Flares (horse)

Flares
SireGallant Fox
GrandsireSir Gallahad III
DamFlambino
DamsireWrack
SexStallion
Foaled1933
CountryUnited States
ColourBay
BreederBelair Stud
OwnerWilliam Woodward Sr.
TrainerCecil Boyd-Rochfort
Record20: 8-?-?
Earnings£18,506
Major wins
Newmarket Stakes (1936)
Champion Stakes (1937)
Lowther Stakes (1937)
Princess of Wales's Stakes (1937)
Ascot Gold Cup (1938)

Flares (foaled 1933 in Maryland) was an American-bred, British-trained Thoroughbred racehorse owned, bred, and raced by the preeminent horseman in the United States, William Woodward Sr. Flares was out of the racemare Flambino, winner of the 1927 Gazelle Stakes. His sire was the great Gallant Fox, the 1930 U.S. Triple Crown winner and a U.S. Racing Hall of Fame inductee.

Flares was a full brother to Woodward's 1935 U.S. Triple Crown champion, Omaha. Determined to win England's most prestigious weight-for-age race, the Ascot Gold Cup, in 1936 Woodward sent the then four-year-old Omaha to compete in England, where he ran second in the Ascot Gold Cup.

When Flares was a yearling in 1934, Woodward shipped him to trainer Cecil Boyd-Rochfort at his base in Newmarket, England. Racing at age three, in mid-May 1936 Flares won the Newmarket Stakes.[1] In 1937, he had an outstanding year as a four-year-old. At Newmarket Racecourse, he won the mile and a half Princess of Wales's Stakes,[2] the Champion Stakes at a mile and a quarter,[3] and the Lowther Stakes at a mile and three quarters.[4]

In 1938, Flares was entered in the Ascot Gold Cup and was sent off by bettors as a 100 to 7 longshot.
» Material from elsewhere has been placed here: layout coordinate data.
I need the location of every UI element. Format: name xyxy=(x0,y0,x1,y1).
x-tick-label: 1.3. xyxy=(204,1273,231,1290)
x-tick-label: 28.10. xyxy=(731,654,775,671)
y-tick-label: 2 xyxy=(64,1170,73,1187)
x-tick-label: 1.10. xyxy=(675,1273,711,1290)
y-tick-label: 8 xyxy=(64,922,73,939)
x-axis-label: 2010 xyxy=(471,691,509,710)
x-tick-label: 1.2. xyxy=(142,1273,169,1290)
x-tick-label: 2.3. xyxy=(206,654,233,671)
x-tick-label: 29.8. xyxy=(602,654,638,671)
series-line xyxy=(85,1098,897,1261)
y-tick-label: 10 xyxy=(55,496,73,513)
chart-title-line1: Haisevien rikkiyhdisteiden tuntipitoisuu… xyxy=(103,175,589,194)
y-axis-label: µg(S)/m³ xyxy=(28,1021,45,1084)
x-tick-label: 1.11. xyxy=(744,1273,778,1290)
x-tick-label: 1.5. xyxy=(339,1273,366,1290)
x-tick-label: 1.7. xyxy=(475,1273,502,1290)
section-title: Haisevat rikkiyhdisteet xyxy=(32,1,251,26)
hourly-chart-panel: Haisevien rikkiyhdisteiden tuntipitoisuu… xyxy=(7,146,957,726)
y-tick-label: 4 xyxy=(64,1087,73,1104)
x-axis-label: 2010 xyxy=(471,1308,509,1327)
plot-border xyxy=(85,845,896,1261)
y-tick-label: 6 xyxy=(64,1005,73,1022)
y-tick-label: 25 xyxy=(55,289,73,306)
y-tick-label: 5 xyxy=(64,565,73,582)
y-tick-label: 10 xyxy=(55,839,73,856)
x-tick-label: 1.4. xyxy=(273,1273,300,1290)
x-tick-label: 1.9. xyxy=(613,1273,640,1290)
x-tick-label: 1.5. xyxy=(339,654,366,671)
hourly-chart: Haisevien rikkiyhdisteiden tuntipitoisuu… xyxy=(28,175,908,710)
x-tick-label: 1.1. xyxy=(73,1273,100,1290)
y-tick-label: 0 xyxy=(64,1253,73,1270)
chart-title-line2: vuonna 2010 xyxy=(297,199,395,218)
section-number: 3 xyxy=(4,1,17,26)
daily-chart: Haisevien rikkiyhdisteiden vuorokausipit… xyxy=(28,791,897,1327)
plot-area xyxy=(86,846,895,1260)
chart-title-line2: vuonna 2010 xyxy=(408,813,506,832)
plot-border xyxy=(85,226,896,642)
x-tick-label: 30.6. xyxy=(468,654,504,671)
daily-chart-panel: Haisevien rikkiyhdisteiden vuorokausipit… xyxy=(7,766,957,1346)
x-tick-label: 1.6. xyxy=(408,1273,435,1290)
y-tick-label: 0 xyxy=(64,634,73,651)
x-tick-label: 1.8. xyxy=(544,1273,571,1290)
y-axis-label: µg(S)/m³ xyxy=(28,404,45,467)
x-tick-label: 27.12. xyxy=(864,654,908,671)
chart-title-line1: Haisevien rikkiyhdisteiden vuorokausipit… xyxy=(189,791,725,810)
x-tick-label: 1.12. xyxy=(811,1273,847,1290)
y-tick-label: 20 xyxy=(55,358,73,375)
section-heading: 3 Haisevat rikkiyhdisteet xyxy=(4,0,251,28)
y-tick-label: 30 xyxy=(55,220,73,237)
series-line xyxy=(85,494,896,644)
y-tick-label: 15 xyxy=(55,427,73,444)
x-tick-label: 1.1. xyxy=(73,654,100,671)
However, he became the first American horse since Foxhall in 1882 to win the prestigious two and a half mile race and gave William Woodward his first-ever victory in the event.[5]

  1. ^ "NEWMARKET RACE IS WON BY FLARES; Woodward Horse, Full Brother to Omaha, Beats Fearless Fox by Margin of Head. WINNER HELD AT 100-7. Lord Carnarvon's His Grace Is Third Over Mile and a Quarter Route". The New York Times. 14 May 1936.
  2. ^ "FLARES WINS IN ENGLAND; Woodward's Entry Is Victor In the Princess of Wales Stakes". The New York Times. 2 July 1937.
  3. ^ https://news.google.com/newspapers?id=rRE1AAAAIBAJ&sjid=uKULAAAAIBAJ&pg=3223,5028934&dq=flares+champion+stakes&hl=en [dead link]
  4. ^ https://news.google.com/newspapers?id=oxE1AAAAIBAJ&sjid=uKULAAAAIBAJ&pg=5616,2602817&dq=flares+lowther+stakes+newmarket&hl=en [dead link]
  5. ^ "The Glasgow Herald - Google News Archive Search". news.google.com.